Dry? Or something semi-sweet like the original communion wines? The Mission grape, which thrives in Southern California's warm weather, was used to make sweet sacramental wine and may not be suited to make a great table (dry) wine. That's yet another reason why wine production eventually moved north.
So far Holland is playing it close to his vest. He'll know by spring what he's got.
But for a twist of fate, says Hagen, who often gives talks on the history of wine, Southern California would have been the locus of commercial winemaking in California. In fact, the Frenchman Jean-Louis Vignes had a large-scale commercial winery as early as 1833 very close to the site of what is now Union Station. By the time California became a state in 1850, Los Angeles County had approximately 100 vineyards. And by 1860 was producing 162,980 gallons of wine, well over half of California's entire production of 246,518 gallons.

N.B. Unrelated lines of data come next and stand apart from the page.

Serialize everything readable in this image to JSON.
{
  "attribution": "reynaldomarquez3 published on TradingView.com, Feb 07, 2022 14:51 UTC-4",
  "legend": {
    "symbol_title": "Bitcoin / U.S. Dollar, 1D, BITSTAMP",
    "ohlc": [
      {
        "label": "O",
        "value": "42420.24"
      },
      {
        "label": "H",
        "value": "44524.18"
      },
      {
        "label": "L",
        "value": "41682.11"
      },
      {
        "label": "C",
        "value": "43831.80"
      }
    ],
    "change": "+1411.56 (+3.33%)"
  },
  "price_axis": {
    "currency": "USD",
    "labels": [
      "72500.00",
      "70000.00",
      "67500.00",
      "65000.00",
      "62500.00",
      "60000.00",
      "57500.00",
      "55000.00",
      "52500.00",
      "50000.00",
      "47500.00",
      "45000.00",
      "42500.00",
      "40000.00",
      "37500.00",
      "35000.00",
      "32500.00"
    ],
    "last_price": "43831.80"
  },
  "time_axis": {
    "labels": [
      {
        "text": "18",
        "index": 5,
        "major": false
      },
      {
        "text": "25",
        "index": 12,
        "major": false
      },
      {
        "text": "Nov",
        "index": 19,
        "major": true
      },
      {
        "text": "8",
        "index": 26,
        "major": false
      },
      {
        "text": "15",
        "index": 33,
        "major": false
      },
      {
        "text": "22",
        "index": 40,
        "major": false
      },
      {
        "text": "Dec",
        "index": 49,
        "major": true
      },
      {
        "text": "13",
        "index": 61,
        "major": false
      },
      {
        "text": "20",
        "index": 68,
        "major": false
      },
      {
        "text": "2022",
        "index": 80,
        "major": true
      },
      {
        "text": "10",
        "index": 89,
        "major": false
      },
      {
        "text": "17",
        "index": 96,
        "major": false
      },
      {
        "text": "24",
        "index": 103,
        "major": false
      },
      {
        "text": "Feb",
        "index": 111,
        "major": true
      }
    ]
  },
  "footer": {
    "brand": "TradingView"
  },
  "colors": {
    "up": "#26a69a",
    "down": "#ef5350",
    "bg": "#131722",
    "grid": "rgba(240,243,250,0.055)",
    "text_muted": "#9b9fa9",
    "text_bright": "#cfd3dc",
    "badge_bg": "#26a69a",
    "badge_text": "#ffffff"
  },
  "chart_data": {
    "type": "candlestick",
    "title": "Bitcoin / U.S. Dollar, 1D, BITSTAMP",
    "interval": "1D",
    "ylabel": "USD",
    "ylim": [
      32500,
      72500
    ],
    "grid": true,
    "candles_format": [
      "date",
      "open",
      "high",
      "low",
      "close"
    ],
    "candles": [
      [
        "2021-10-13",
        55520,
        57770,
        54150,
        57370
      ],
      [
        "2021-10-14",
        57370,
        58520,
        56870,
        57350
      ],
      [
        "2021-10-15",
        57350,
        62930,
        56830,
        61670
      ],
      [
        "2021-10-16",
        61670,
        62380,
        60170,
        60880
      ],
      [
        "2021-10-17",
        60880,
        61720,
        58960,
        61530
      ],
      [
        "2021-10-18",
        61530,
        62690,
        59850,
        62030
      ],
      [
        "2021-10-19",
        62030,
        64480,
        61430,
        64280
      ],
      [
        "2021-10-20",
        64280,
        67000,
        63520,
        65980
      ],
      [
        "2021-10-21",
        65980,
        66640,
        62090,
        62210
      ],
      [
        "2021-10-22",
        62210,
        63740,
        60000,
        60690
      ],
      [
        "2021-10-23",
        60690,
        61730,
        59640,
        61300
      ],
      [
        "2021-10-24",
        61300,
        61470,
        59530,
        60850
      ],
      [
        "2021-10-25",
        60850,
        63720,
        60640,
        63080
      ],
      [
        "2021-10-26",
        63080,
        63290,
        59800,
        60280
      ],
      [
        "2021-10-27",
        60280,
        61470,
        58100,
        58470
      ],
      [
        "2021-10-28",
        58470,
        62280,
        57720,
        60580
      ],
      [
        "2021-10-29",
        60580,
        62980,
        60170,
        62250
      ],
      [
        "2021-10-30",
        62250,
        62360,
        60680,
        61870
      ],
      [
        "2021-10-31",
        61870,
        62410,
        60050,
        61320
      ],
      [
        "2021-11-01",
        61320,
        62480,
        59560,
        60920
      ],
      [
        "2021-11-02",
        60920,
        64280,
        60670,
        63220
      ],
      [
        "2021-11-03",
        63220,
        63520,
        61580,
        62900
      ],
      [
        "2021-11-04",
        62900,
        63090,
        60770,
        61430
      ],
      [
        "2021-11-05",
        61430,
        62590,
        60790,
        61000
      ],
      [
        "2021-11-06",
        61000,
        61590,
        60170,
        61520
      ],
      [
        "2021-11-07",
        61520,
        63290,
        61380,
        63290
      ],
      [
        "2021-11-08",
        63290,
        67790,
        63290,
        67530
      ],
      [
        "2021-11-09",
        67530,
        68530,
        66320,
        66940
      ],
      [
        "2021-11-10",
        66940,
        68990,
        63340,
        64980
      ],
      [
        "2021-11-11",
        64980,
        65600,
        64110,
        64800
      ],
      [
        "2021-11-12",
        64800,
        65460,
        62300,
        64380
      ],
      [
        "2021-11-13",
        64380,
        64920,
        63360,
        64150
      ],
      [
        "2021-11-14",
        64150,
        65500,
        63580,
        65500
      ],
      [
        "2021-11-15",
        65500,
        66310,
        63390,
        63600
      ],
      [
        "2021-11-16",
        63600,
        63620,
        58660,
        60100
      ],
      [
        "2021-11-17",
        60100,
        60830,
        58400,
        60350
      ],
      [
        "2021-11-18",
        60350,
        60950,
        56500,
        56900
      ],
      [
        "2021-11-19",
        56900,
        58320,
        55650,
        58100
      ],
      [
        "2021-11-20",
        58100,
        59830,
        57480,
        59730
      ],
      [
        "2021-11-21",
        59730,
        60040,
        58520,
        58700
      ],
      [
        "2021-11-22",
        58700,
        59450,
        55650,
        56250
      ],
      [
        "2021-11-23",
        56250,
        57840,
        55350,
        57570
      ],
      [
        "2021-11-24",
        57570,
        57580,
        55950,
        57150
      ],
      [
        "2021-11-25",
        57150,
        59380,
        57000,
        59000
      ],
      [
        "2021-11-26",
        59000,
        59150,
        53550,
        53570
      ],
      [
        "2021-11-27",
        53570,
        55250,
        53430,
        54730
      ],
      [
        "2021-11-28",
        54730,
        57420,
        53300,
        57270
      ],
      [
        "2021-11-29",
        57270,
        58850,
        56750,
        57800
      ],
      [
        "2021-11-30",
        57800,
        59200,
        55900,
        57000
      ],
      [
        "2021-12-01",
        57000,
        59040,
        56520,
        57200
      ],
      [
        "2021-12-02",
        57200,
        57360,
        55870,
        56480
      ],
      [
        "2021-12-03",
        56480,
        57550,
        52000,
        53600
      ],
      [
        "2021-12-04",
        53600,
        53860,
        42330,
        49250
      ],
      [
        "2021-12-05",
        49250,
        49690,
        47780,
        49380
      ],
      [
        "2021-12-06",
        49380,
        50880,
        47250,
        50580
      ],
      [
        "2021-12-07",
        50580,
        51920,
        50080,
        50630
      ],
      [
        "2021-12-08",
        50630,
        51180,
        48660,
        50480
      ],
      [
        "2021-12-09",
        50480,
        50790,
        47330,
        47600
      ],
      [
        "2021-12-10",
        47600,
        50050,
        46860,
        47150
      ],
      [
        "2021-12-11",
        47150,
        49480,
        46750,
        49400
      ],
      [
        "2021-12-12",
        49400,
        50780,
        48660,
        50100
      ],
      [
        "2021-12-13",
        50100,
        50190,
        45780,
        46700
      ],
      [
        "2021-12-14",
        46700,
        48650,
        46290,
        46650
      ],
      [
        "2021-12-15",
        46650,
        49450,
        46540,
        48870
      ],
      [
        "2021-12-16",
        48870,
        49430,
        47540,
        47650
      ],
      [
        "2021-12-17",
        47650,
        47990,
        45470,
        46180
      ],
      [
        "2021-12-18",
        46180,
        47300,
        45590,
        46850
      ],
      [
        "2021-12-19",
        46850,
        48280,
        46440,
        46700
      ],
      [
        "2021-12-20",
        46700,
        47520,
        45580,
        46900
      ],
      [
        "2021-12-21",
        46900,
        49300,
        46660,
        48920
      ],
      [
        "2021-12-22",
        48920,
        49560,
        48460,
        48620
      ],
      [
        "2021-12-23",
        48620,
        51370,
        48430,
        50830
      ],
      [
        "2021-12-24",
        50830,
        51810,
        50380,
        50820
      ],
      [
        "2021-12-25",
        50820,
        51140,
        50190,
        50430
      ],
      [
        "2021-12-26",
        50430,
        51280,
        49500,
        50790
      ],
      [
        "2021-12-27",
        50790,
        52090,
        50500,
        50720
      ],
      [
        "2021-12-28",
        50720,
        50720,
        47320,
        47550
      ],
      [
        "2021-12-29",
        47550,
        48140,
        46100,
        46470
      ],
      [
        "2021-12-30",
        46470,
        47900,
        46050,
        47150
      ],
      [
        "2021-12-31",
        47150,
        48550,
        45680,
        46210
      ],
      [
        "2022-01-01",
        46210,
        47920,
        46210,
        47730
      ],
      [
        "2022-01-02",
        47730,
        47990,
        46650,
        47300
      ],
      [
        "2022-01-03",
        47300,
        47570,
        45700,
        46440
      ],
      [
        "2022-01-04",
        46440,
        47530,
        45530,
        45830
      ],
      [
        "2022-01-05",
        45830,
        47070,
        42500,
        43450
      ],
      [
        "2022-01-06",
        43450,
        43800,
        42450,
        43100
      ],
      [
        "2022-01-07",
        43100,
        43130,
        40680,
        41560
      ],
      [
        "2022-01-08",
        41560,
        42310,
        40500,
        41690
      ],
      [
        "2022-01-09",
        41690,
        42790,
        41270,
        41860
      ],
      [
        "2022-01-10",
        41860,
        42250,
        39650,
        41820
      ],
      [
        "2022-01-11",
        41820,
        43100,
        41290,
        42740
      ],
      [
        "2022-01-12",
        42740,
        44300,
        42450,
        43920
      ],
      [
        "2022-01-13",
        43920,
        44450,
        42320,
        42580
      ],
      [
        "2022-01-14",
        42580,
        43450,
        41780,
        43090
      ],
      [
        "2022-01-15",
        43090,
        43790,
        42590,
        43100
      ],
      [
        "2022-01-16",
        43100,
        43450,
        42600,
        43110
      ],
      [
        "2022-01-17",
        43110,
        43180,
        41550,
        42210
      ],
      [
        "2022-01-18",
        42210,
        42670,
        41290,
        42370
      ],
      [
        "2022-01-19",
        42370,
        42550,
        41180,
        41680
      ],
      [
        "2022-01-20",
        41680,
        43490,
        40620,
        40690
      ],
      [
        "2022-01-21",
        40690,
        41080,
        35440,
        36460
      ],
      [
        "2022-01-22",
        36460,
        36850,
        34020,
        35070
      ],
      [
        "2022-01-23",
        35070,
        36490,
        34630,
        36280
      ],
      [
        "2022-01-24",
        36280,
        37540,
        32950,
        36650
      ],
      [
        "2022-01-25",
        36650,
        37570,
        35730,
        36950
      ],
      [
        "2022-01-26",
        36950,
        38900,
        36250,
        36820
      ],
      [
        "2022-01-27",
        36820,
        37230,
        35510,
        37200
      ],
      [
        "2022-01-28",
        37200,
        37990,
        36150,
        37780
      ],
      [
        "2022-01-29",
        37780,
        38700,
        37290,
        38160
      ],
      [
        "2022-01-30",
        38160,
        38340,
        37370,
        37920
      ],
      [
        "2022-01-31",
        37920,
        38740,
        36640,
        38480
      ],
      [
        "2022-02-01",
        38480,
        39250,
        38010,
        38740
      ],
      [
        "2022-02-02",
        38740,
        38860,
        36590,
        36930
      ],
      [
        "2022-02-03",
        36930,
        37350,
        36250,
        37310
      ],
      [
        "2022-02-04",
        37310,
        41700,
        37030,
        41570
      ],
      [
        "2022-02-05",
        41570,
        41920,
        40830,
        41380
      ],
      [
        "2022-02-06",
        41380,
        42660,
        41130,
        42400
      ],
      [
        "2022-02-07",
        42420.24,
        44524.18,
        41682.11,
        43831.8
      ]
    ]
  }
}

"Most people don't know that Los Angeles is the birthplace of commercial wine in the New World," says Hagen. "Two things drove grape production north: Anaheim disease (later known as Pierce's disease) which decimated vineyards in the Los Angeles basin in the 1880s, and the Gold Rush. Without those two factors, Los Angeles would have been the predominant wine-producing region throughout the 19th century and into the 20th."
That didn't happen. But we still have a little piece of history right here on Olvera Street to celebrate. And maybe, just maybe, we'll have some wine from a vine that goes back to the very beginning of California wine.